There before us ,underneath the cliff was a rock dwelling. An ancient home. Built into the natural crevice beneath the cliff. Stacked neatly and packed with morter, stones formed a wall. A one room rock house at the base of the cliff.Hundreds if not a thousand years old. Upon closer inspection, I found fingerprints! In the dried morter were the builders fingerprints. I placed my fingers in the dried indentions and tried to imagine the emotion that the builder must have felt in completing this very important project.Looking inside the one room dwelling, I saw what most certainly was a cool place in the summer. A blackened ceiling told of warmth and safety in the winter. The creek at the bottom of the ravine was the life-source,bringing water to the hunter and the animals he hunted.I could have stayed there much longer, but daylight was waning. As we retraced our steps to leave the dwelling,Cliff started barking. He was down somewhere in the bottom of the ravine and his deep barrel chested bark echoed up the canyon. We couldn't see what he was excited about,but the mystery was quickly solved when a smothering cloud of skunk spray lifted out of the ravine. Only moments later Cliff proudly bounded up to us looking for approval.I must say that I at least applaud his enthusiasm.(The tomatoe juice bath theory would be tested that evening when we got home.)
Before we got home, Joe and I ate some lemon berries, scouted out a likely moutain lions den (we kept our distance), looked at some fish in a little pond that forms when the water level in the creek drops. We talked about how some indian tribes use Yukka plants for energy and the fibers from the plant to weave sandals,etc.Joe showed me some of the arrow and spear heads that he has made. There were many 'adventurous tales' that filled that evenings hike through the rugged trails. Joe's straight forward approach to taking on the challenges of hiking and exploring reveals something new with every turn.

Somehow all that I experienced in the two days we were at Joe and Beccas has special meaning to me. I'm not talking about good company, good food, playing and laughing with the boys. All that is wonderful without saying.

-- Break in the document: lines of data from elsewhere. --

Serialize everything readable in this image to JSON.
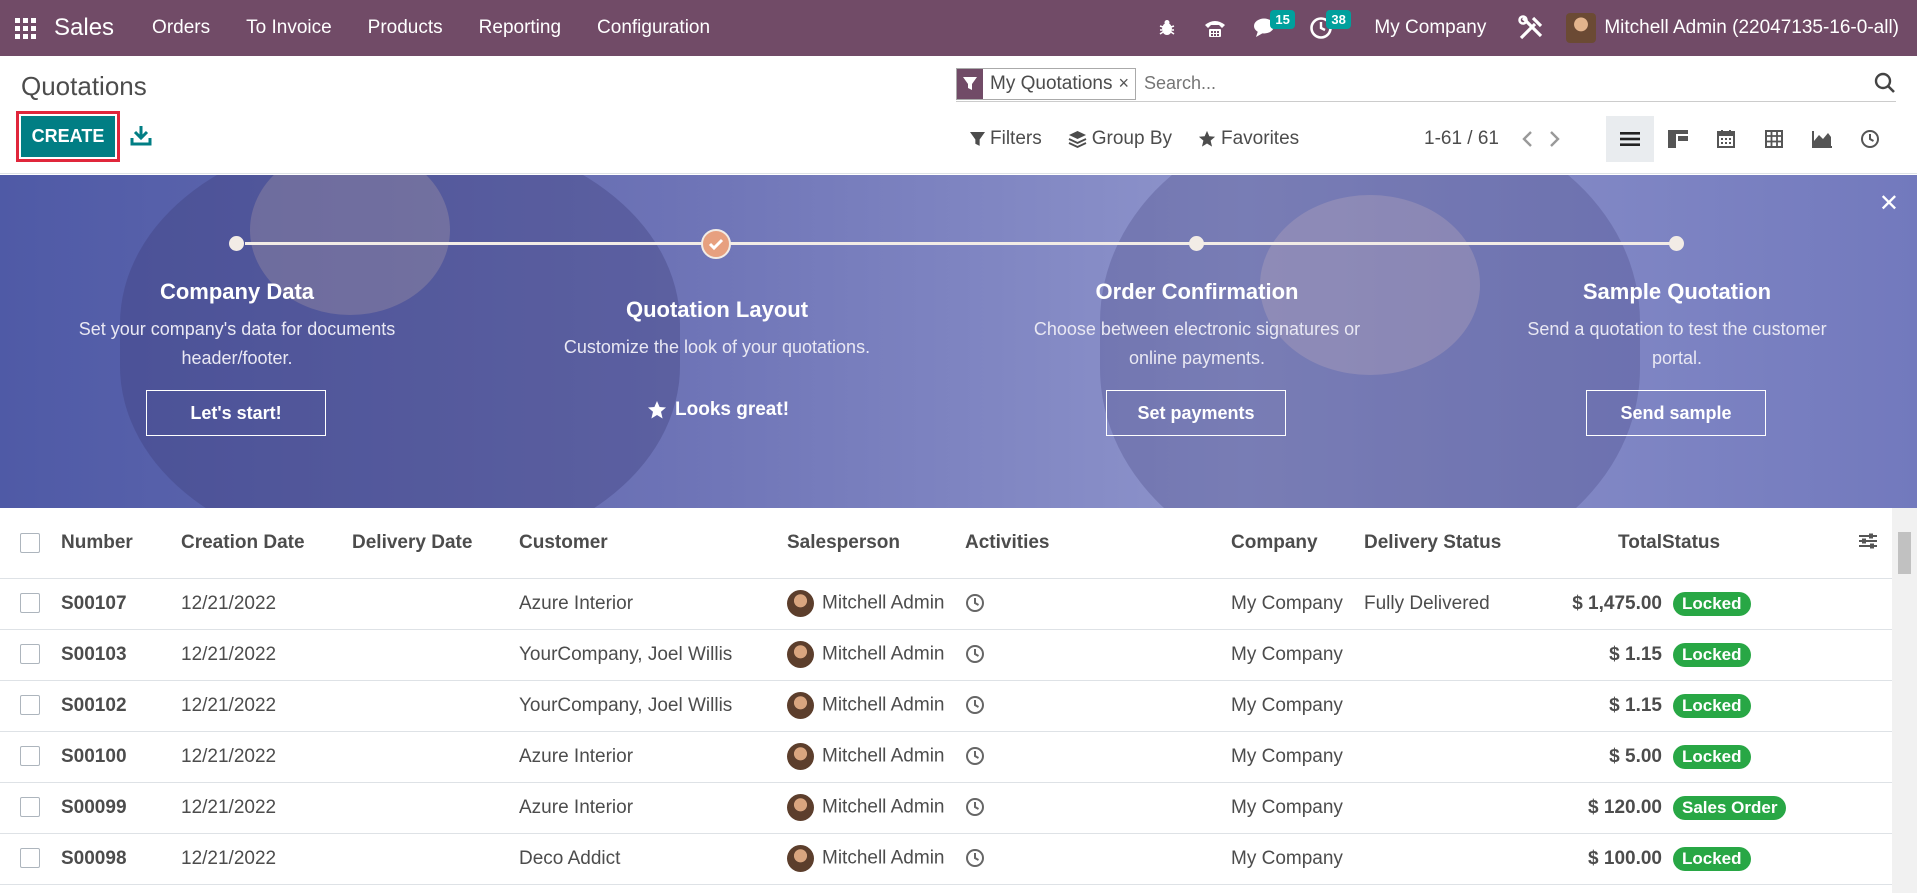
{
  "navbar": {
    "app_name": "Sales",
    "menu": [
      "Orders",
      "To Invoice",
      "Products",
      "Reporting",
      "Configuration"
    ],
    "messages_count": "15",
    "activities_count": "38",
    "company": "My Company",
    "user": "Mitchell Admin (22047135-16-0-all)"
  },
  "control": {
    "title": "Quotations",
    "create_label": "CREATE",
    "facet_label": "My Quotations",
    "search_placeholder": "Search...",
    "filters_label": "Filters",
    "groupby_label": "Group By",
    "favorites_label": "Favorites",
    "pager": "1-61 / 61"
  },
  "banner": {
    "steps": [
      {
        "title": "Company Data",
        "desc1": "Set your company's data for documents",
        "desc2": "header/footer.",
        "button": "Let's start!"
      },
      {
        "title": "Quotation Layout",
        "desc1": "Customize the look of your quotations.",
        "done_label": "Looks great!"
      },
      {
        "title": "Order Confirmation",
        "desc1": "Choose between electronic signatures or",
        "desc2": "online payments.",
        "button": "Set payments"
      },
      {
        "title": "Sample Quotation",
        "desc1": "Send a quotation to test the customer",
        "desc2": "portal.",
        "button": "Send sample"
      }
    ]
  },
  "table": {
    "columns": [
      "Number",
      "Creation Date",
      "Delivery Date",
      "Customer",
      "Salesperson",
      "Activities",
      "Company",
      "Delivery Status",
      "Total",
      "Status"
    ],
    "rows": [
      {
        "number": "S00107",
        "created": "12/21/2022",
        "delivery": "",
        "customer": "Azure Interior",
        "salesperson": "Mitchell Admin",
        "company": "My Company",
        "delivery_status": "Fully Delivered",
        "total": "$ 1,475.00",
        "status": "Locked"
      },
      {
        "number": "S00103",
        "created": "12/21/2022",
        "delivery": "",
        "customer": "YourCompany, Joel Willis",
        "salesperson": "Mitchell Admin",
        "company": "My Company",
        "delivery_status": "",
        "total": "$ 1.15",
        "status": "Locked"
      },
      {
        "number": "S00102",
        "created": "12/21/2022",
        "delivery": "",
        "customer": "YourCompany, Joel Willis",
        "salesperson": "Mitchell Admin",
        "company": "My Company",
        "delivery_status": "",
        "total": "$ 1.15",
        "status": "Locked"
      },
      {
        "number": "S00100",
        "created": "12/21/2022",
        "delivery": "",
        "customer": "Azure Interior",
        "salesperson": "Mitchell Admin",
        "company": "My Company",
        "delivery_status": "",
        "total": "$ 5.00",
        "status": "Locked"
      },
      {
        "number": "S00099",
        "created": "12/21/2022",
        "delivery": "",
        "customer": "Azure Interior",
        "salesperson": "Mitchell Admin",
        "company": "My Company",
        "delivery_status": "",
        "total": "$ 120.00",
        "status": "Sales Order"
      },
      {
        "number": "S00098",
        "created": "12/21/2022",
        "delivery": "",
        "customer": "Deco Addict",
        "salesperson": "Mitchell Admin",
        "company": "My Company",
        "delivery_status": "",
        "total": "$ 100.00",
        "status": "Locked"
      }
    ]
  },
  "colors": {
    "navbar": "#714b67",
    "primary": "#017e84",
    "status_green": "#28a745",
    "badge_teal": "#00a09d",
    "highlight_red": "#e0263b"
  }
}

What I'm talking about is the way the world is and the way people survive in it. The book Joe gave to me somehow parallels all of these thoughts.

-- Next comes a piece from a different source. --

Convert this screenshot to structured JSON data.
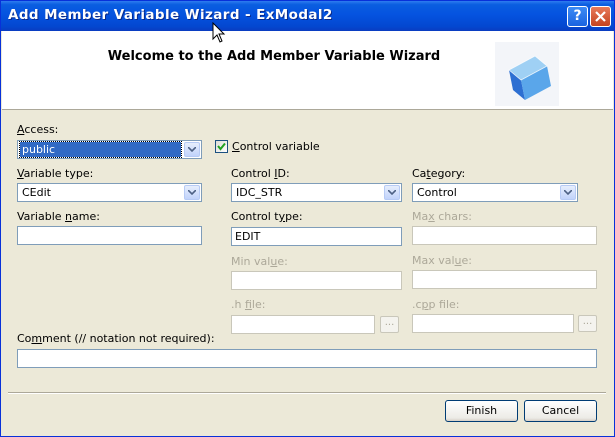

We are a country of people that for the most part depends on someone else for everyday survival.The supermarket, the gas station, the electric company, the water district,the department store and on and on.

It is inspirational to see Joe and Becca live a life that is so independent.The little farm onwhich they live reflects the strength and determination of pioneers and even civilizations long before them. I think of the civilizations that lived on the very land that Joe and Becca,Orin and Isaac now live.

The living,loving,laughing,and playing that went on in those little dwellings, were independent of things going on beyond the nearest horizon.

If author Orlov is right,(and even if he isn't) that's probably the way we all should be striving to live.

Tuesday, August 2, 2011

Sickened writer :(

In what was the final chapter of our trip out west, I wrote about the final full day at Joe and Becca's house. I wrote it as a comment to the last entry I had written (as I have done all along). Little did I know that there is a limit to the number of words I can post as a'comment'. Unfortunately as I was attempting to transfer the writing (over 4000 words) from 'comment' to 'new post'I lost every bit of it. I cannot retrieve it. I am sickened.
I don't know if I can recall all the great things that inspired such a lengthy comment.
Sorry for such a long time in the writing. I really enjoyed recalling all the great things that happened while on our trip.
The time we spent at Joe and Becca's was very special. Over time I will attempt to retrace in my mind all that happened and document the story.